Notice the arg to -e has to omit all spaces, and is atypically not wrapped in quotes, beacuse they would be seen as literal quotes.
Shells will allow you to access environment variables with $var
syntax.
But yeah, shebangs don't know nothin about that.
$ ruby -e 'p(ARGV)' $HOME
# >> ["/Users/josh"]
$ cat program
# >> #!/usr/bin/ruby -e p(ARGV) $HOME
$ ./program
# >> ["$HOME", "./program"]
Say I had a ruby at "/Users/josh/bin/home_ruby".
But I'm on several different systems, and my username isn't always josh
,
and home directories aren't always stored in "/Users".
So even if you set up your environment the same within your home dir,
you can't put that into a shebang.
$ ln -s /usr/bin/ruby "$HOME/bin/home_ruby"
$ ~/bin/home_ruby -v
# >> ruby 2.0.0p451 (2014-02-24 revision 45167) [universal.x86_64-darwin13]
$ cat program
# >> #! ~/bin/home_ruby -v
$ ./program
# >> Failed to execute process './program'. Reason:
# >> The file './program' does not exist or could not be executed.
And, since env vars and quotes don't work, we can't do this one for multiple reasons:
#! "$HOME"/bin/ruby
Here is what I want to be different about shebangs:
- They should understand the PATH.
- They should understand quoting
- They should understand environment variables.
- It would be better to put the filename first so it was in a known location.
- But really, I should be able to specify where it goes, or even omit it if appropriate for my use case.
With infrastructural things like this, I should be able to hook in and modify them. e.g. this would all be fine if I had the ability to register a function to do the shebang processing. Then I could register it in my shell's configuration file, or add it to each executable's metadata, and address all the issues we discovered in this exploration.
This is sort of a general truth that I wish were more widely considered.
I should be able to make shebangs work this way.
I should be able to write my own JavaScript function for Slack
which receives
the channel and mention and returns whether or not to notify me.
I should be able to write some JavaScript or C or Java to decide how my browser's URL bar
deals with autosuggestions and tab completion.
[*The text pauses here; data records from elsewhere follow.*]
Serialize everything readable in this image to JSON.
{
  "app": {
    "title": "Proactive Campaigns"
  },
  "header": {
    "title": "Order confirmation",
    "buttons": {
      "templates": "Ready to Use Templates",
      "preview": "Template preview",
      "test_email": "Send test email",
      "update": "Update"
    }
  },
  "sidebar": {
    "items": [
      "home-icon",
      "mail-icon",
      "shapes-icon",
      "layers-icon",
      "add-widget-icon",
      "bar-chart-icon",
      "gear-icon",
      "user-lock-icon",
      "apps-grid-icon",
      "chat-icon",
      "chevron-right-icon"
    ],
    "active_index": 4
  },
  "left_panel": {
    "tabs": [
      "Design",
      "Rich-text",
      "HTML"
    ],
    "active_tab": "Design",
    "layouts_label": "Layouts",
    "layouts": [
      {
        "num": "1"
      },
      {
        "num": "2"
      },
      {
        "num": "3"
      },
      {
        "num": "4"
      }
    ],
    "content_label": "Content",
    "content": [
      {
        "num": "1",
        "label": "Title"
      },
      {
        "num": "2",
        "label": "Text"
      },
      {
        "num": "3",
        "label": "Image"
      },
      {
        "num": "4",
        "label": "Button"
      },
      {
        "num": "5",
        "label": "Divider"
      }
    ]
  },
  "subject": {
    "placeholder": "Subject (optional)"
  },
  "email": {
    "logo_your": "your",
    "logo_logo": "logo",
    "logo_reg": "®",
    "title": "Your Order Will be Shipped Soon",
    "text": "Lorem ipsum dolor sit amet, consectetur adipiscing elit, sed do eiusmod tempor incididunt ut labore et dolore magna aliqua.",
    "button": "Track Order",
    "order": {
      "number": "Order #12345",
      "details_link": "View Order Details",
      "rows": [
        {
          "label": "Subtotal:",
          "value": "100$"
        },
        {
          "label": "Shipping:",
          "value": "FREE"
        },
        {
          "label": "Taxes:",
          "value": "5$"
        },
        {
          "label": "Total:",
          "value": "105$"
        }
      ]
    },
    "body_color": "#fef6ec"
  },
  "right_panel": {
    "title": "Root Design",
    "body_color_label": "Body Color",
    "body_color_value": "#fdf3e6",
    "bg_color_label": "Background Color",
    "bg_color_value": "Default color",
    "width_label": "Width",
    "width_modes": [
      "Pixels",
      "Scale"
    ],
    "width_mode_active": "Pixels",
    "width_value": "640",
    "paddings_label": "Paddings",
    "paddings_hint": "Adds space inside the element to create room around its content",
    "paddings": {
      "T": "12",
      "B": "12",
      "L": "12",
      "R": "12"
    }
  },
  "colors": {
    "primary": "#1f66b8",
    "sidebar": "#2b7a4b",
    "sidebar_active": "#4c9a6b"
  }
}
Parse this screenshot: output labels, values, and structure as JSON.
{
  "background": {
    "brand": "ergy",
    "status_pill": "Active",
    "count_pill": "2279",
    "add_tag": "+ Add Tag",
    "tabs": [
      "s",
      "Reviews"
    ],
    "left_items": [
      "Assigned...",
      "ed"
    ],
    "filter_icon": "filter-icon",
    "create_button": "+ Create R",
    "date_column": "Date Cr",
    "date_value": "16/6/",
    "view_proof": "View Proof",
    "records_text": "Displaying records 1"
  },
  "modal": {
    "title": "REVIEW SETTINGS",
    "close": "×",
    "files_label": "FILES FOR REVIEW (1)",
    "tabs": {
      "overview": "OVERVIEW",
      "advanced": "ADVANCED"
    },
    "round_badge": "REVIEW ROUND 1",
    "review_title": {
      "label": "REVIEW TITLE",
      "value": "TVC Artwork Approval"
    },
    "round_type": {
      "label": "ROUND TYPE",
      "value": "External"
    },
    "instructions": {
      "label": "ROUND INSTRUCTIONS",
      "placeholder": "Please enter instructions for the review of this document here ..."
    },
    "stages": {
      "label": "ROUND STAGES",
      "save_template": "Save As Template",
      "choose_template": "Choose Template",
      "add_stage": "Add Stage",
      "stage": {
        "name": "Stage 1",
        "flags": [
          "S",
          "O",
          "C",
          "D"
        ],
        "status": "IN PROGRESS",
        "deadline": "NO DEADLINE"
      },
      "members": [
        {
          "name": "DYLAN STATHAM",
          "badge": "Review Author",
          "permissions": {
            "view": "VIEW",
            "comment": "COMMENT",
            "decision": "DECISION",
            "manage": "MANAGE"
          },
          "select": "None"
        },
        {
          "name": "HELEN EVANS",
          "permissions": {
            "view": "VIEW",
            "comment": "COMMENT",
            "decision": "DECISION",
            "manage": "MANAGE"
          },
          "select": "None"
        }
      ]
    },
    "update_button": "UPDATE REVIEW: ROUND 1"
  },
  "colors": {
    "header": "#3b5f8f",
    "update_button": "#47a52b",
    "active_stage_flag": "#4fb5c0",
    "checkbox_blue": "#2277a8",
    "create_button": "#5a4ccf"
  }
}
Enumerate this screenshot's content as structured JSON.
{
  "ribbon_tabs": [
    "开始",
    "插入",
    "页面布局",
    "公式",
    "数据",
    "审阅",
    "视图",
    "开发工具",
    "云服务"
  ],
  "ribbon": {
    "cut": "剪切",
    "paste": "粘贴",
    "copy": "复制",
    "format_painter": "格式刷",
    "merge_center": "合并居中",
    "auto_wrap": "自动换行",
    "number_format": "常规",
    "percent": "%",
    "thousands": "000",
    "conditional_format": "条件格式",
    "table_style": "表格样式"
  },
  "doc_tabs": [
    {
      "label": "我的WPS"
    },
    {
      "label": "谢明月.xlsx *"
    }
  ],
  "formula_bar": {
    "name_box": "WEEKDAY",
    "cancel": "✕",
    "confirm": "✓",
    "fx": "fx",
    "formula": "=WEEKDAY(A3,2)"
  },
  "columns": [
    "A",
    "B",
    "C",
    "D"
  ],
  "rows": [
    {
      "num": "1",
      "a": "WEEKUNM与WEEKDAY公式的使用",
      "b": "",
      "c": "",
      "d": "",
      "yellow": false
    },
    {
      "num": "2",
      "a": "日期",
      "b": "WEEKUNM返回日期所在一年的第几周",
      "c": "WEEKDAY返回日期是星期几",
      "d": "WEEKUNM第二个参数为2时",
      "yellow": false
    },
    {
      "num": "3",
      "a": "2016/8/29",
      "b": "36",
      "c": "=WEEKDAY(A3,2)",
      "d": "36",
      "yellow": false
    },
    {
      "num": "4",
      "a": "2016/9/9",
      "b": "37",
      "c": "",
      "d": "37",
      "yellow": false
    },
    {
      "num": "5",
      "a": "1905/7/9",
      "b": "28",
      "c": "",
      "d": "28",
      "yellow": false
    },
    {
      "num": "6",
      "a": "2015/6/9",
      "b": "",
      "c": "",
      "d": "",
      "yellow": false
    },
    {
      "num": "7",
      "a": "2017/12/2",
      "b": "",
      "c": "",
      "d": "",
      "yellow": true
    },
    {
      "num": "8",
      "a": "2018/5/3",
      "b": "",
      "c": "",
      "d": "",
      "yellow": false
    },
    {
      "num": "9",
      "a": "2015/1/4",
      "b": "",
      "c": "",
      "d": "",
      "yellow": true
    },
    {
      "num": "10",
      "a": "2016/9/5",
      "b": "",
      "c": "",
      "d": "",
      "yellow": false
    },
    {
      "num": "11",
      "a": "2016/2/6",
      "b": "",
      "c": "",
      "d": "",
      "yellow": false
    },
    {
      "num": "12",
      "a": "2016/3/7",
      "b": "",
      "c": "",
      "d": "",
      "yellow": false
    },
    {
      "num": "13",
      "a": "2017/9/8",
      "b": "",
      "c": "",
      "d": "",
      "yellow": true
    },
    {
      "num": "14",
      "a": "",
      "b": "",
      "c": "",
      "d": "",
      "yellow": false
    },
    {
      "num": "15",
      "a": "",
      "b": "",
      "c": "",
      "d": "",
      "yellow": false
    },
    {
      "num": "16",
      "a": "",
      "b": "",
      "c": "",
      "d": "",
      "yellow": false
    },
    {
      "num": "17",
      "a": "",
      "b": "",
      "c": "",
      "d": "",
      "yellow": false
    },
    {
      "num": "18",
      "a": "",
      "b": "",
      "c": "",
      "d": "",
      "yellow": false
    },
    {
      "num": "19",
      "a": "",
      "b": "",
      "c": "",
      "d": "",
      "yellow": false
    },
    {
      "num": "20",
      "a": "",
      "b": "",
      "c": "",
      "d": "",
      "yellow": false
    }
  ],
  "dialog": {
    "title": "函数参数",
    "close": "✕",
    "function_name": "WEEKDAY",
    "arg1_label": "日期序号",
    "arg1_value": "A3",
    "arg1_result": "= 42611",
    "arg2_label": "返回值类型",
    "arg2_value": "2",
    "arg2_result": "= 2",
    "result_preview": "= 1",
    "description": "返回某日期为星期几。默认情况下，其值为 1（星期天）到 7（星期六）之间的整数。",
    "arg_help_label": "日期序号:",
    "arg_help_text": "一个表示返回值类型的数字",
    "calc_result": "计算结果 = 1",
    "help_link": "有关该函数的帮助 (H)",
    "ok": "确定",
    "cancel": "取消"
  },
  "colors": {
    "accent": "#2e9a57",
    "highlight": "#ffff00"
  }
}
I should be able to theme my terminal with a stylesheet based on the semantics of the output.
If developers spent less effort on making a thing better, and more effort on making it so its users could make it better, then they wouldn't be the bottleneck. We would be more inspired by the possibilities and less acclimated to changing our behaviour around the quirks and failures of our tools to address our helplessness.
This is why emacs is great, it's why people are interested in Breach, it's the power of lisps and Ruby.
Unshroud your data structures, provide me hooks into your processes and state transitions. I want a better world.